Wolves have been celebrated, revered and feared for centuries. There’s something magical about them, and I think they know it. That said, for those who experience wolf problems, they lose their luster pretty quick.
Wolves eat meat, and a lot of it. The deer population in the U.P. has been decreasing significantly, and many believe the skyrocketing wolf population has much to do with that. Others say it’s due to tough winters,
I don’t know the scientific data on it. But I do know that a number of years ago I would occasionally cross a wolf track. And now I can’t go into the woods without seeing fresh sign. And it doesn’t take a scientist to determine what kind of fur is in their scat - deer.
In the fall of 2010 reportedly a forester escaped to a tree to stay protected from wolves.

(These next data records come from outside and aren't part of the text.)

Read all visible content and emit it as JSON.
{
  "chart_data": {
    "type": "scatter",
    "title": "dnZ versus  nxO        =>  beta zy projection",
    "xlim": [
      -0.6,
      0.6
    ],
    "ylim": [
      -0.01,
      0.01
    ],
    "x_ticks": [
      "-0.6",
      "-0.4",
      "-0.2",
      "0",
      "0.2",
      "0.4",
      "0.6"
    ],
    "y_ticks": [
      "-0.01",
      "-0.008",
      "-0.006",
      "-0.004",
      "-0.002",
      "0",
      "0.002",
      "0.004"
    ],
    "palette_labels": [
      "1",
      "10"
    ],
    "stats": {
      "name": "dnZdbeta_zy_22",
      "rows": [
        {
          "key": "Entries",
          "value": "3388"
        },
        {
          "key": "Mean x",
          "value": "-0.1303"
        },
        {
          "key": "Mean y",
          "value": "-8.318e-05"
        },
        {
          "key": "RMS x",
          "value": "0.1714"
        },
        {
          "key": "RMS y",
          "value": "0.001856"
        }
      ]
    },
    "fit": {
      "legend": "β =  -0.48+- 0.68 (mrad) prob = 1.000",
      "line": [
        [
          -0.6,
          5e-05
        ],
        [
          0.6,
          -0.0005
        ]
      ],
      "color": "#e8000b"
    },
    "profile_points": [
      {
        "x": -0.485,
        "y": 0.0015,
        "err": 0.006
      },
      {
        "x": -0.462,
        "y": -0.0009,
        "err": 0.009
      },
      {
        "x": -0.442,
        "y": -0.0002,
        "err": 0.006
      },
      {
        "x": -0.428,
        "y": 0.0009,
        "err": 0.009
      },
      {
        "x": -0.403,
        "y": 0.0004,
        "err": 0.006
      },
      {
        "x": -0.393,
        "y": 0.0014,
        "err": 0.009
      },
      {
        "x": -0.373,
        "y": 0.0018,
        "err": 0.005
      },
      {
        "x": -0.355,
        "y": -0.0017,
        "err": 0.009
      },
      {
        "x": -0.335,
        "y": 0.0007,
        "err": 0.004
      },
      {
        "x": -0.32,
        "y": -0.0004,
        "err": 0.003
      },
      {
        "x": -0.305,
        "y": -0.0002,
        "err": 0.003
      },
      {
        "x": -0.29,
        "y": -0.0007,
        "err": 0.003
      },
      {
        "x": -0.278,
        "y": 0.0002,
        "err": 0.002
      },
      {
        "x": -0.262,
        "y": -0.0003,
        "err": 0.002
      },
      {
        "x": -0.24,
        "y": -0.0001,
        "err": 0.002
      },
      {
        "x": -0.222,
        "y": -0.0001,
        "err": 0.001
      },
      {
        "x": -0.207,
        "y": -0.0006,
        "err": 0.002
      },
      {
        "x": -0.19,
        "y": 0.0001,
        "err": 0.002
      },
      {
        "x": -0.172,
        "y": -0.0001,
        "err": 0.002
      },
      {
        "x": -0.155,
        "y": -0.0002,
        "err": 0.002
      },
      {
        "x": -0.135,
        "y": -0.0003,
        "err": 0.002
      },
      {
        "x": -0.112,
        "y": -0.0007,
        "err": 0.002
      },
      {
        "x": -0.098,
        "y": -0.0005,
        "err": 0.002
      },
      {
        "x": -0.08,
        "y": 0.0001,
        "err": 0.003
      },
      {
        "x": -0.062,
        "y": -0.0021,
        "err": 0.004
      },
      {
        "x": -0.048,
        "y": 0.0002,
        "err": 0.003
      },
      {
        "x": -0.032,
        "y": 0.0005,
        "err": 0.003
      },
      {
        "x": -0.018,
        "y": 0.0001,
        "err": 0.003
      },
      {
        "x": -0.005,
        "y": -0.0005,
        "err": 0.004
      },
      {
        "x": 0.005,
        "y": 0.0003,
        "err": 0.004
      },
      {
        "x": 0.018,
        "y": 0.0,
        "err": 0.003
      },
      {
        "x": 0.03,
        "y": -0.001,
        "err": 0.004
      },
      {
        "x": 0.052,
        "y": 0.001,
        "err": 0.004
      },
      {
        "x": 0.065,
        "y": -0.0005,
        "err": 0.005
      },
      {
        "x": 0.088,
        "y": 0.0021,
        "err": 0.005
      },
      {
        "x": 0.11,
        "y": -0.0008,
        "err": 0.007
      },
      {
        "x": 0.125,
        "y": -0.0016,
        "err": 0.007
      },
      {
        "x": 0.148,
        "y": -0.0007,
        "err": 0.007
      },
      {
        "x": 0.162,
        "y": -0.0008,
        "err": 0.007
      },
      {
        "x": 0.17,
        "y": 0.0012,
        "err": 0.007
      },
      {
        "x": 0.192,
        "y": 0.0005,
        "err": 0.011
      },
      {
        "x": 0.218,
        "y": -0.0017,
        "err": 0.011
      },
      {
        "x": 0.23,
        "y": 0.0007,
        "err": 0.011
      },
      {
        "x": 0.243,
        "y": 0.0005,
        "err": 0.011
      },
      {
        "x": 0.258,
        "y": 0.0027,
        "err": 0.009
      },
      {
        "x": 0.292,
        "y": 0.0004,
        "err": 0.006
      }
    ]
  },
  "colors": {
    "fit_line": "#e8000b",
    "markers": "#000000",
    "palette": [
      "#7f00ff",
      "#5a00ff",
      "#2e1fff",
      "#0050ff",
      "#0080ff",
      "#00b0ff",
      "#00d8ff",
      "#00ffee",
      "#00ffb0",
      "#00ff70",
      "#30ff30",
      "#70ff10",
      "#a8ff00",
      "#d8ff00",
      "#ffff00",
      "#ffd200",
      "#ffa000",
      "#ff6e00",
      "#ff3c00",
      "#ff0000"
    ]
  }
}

That’s the first precarious encounter I’ve heard of in the U.P.
I had some close encounters, but none that seemed too threatening. Once I took a German Exchange student, Alex, on a hiking trip through the woods one day. We were pretty deep in a swamp, and I was looking over the map to plot my course when he came running back toward me. There was a wolf hot behind him. When the wolf saw us both he turned and ran away. I don’t think he was actually hunting Alex. I think more likely he was just hunting, and Alex started to run away from him. He was probably giving chase to determine exactly what he was, and I’m pretty sure would have turned away if there was only one of us there. Nonetheless, Alex was weak in the knees for a couple hours after the experience. But it was a thrill he sure remembered.
One evening I found myself surrounded by a pack of howling wolves. Night was quickly falling, and it was more than a little unsettling as their circle encroached ever tighter. I made my way out of the swamp and into a clear cut where I had parked my car. Now that I felt safe, it was pretty cool to lay on the ground beneath a full moon and blanket of stars listening to a pack of wild wolves in primitive pre-hunt ritual.